The crowd around her parted. Russ stood there, Jamis at his side. Her stepfather was holding a pair of wings. “Maris,” he said.

Father?” Her voice was trembling.

“This is how it should have been all along,” he said, smiling at her. “I would be proud if you would let me call you daughter again, after all that I have done. I would be even prouder if you would wear my wings.”

“You’ve won them,” Jamis said. “The old rules don’t apply, and you’re certainly qualified. Until we get the academy going, there’s no one to wear them except you and Devin. And you took better care of these than Devin ever did of his.”

Her hands went out to take the wings from Russ. They were hers again. She was smiling, no longer tired, buoyed by the weight of them in her hands, the familiarity of them. “Oh, Father,” she said, and then, weeping, she and Russ embraced each other.

When the tears were gone, they all went to the flyers’ cliff, quite a crowd of them. “Let’s fly to the Eyrie,” she said to Dorrel. Then there was Garth, just beyond—she had not noticed him in the crowd before. “Garth! You come too. We’ll have a party!”

“Yes,” Dorrel said, “but is the Eyrie the place for it?”

Maris flushed. “Oh, of course not!” She glanced around at the crowd. “No, we’ll go back to our house, on Lesser, and everyone can come, us and Father and the Landsman and Jamis, and Barrion will sing for us, if we can find him, and—” and then she saw Coll, running toward her, his face alight.

“Maris! Maris!” He ran to her and hugged her enthusiastically, then broke away, grinning.

“Where did you go to?”

“Off with Barrion, I had to, I’m making a song. Just got the start of it now, but it will be good, I can feel it, it really will be. It’s about you.”

“Me?”

He was obviously proud of himself. “Yes. You’ll be famous. Everyone will sing it and everyone will know about you.”

“They already do,” Dorrel said. “Believe me.”

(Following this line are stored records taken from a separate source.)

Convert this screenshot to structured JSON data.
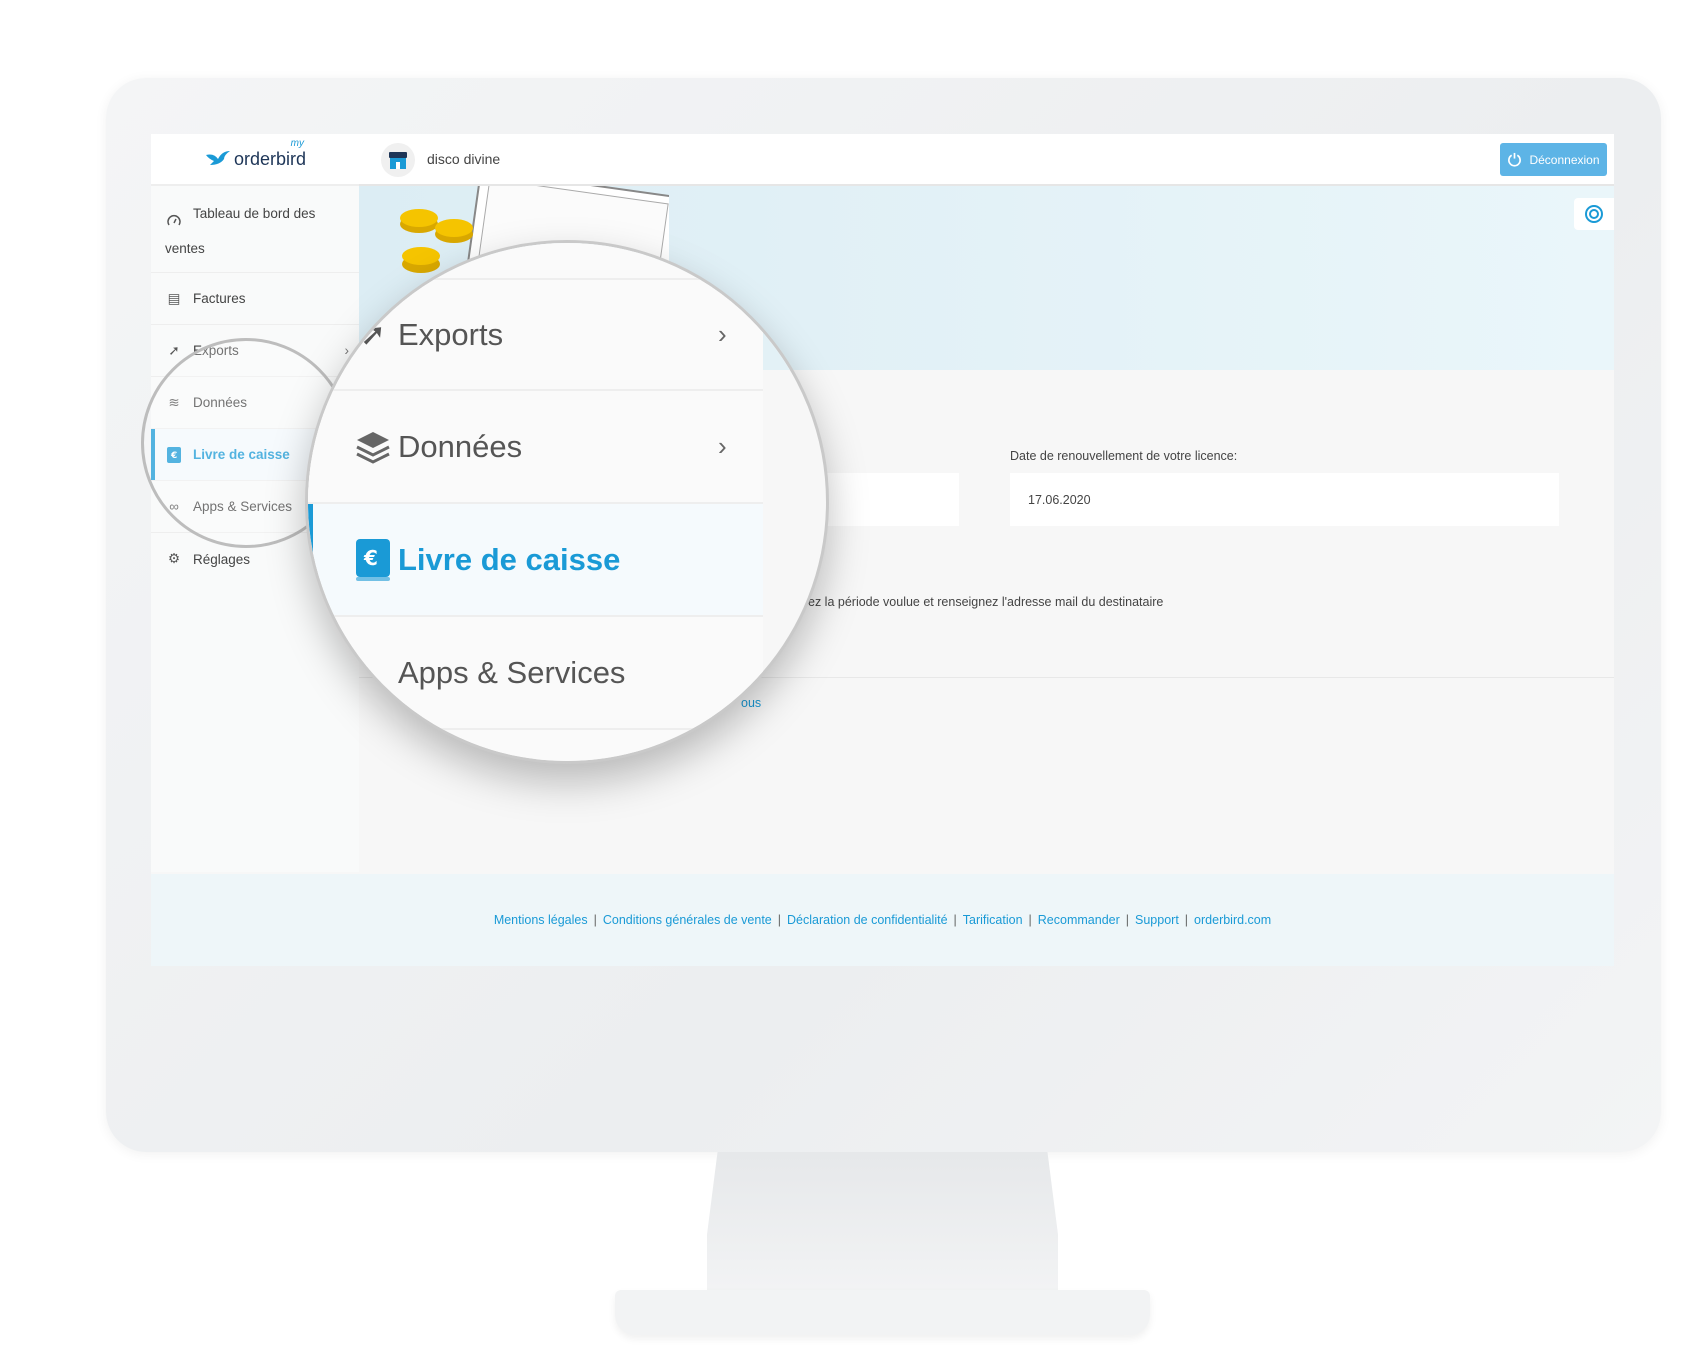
{
  "brand": {
    "logo_text": "orderbird",
    "logo_prefix": "my",
    "accent": "#1a9ad6"
  },
  "header": {
    "venue_name": "disco divine",
    "logout_label": "Déconnexion"
  },
  "sidebar": {
    "items": [
      {
        "label": "Tableau de bord des ventes",
        "icon": "gauge-icon"
      },
      {
        "label": "Factures",
        "icon": "receipt-icon"
      },
      {
        "label": "Exports",
        "icon": "export-icon"
      },
      {
        "label": "Données",
        "icon": "layers-icon"
      },
      {
        "label": "Livre de caisse",
        "icon": "cashbook-icon",
        "active": true
      },
      {
        "label": "Apps & Services",
        "icon": "apps-icon"
      },
      {
        "label": "Réglages",
        "icon": "gear-icon"
      }
    ]
  },
  "magnifier": {
    "items": [
      {
        "label": "Exports"
      },
      {
        "label": "Données"
      },
      {
        "label": "Livre de caisse"
      },
      {
        "label": "Apps & Services"
      }
    ]
  },
  "main": {
    "license_label": "Date de renouvellement de votre licence:",
    "license_date": "17.06.2020",
    "instruction_fragment": "ez la période voulue et renseignez l'adresse mail du destinataire",
    "link_fragment": "ous"
  },
  "footer": {
    "links": [
      "Mentions légales",
      "Conditions générales de vente",
      "Déclaration de confidentialité",
      "Tarification",
      "Recommander",
      "Support",
      "orderbird.com"
    ]
  }
}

“Oh, but I mean forever. For as long as this song is sung they’ll know about you—the girl who wanted wings so much she changed the world.”

And perhaps it was true, Maris thought later, as she strapped on her wings and rose into the wind with Dorrel and Garth by her side. But to have changed the world didn’t seem half so important nor half so real as the wind in her hair, the familiar pull of muscles as she rose, riding the beloved currents she had thought might be lost to her forever. She had her wings again, she had the sky; she was whole now and she was happy.